A few years in, he helped that happen for a lot of other alcoholics by buying the building at Columbia and Linwood, fixing it up, and working with others to get meetings going there. Bob M, who was part of it all, remembered “we just slowly added meetings,” and it became what it stayed for years: the place where pretty much every AA member in the area stopped by. It still has several meetings each day, and a real sense of welcome.
A number of special events happened in the 1970’s and ‘80’s, and each one could probably get its own article. Bob M remembers it as 1978 that the Central Office got started, through the efforts of a couple of men in particular, and after a lot of discussion. It didn’t start easily, but it has become a valuable resource for members across a wide area. It not only supplies books and other materials as groups need them, but gives a home to the call service, a storage place for the archives, and a space where members from different places can meet.
A few years after that, the Smile City Group started in Mt. Vernon Indiana—Jerry H, one of the co-founders, helped that happen when he was all of six months sober, encouraged by Jim C, who said it would happen “if the good Lord” willed it. It has lasted for over 30 years now. The Harmony Way group, started shortly after that, has lasted almost that long.

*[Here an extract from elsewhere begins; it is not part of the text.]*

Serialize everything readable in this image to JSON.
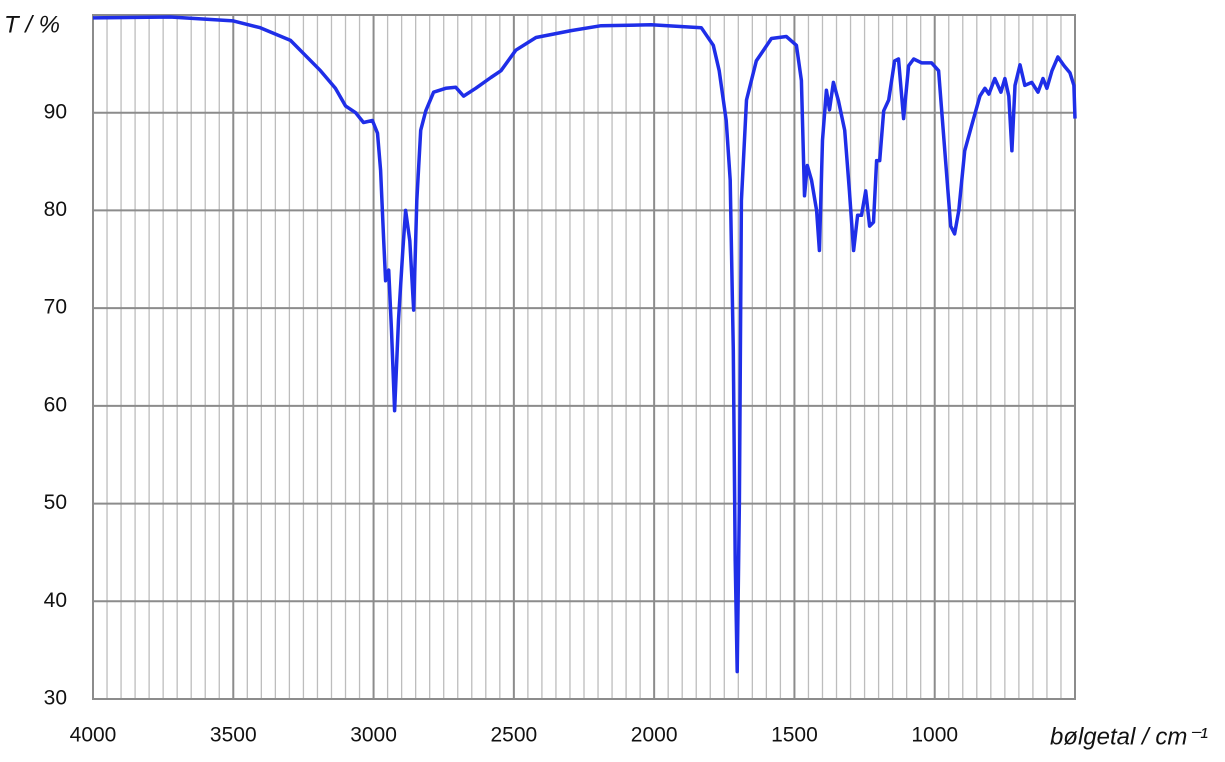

It was at the end of that decade, though, that another very special event happened for the district: the opening of another club. According to Jerry, Jim C was “the spark plug” behind that idea, that also took off with the efforts of Pat M, Jerry L, and, along the way, many more. It went through three versions, each with its own building. In Old Stone 1, members could gather for a more official meeting or possibly pop down to talk with Jim C, who Jerry said had his apartment a floor below.
After that building got demolished, the club was moved into St. Mary’s Church, and Old Stone 2 lasted long enough to help plenty of alcoholics. It moved into the current location, Old Stone III, maybe for good—it’s a building designed for and dedicated to recovery, with a number of rooms for meetings, and plenty of special events to attract happy crowds.
And “happy crowds” might describe the lay of the land here in District 14 now—plenty of meetings in those two club houses and other locations, over 90 listed for Evansville alone. Anyone reaching out for help, like our Responsibility Declaration says, can find it any day of the week here. He or she might come to one of the places mentioned above, or to the Founder’s Group, Health Matters, MPEG, one of the Newburgh meetings—so many places where this journey of recovery can begin, or continue. It’s hard to leave one of those meetings, too, without a handshake, or more.

The gift of recovery is shared here, one day at a time, one drunk to another, like it started. Hopefully it will continue into the far future. Bob M, who hopefully will reach 50 years sober later this year, said it simply, like Dr. Bob would have loved: “We’ll just stick with the Traditions,” he said, and be okay.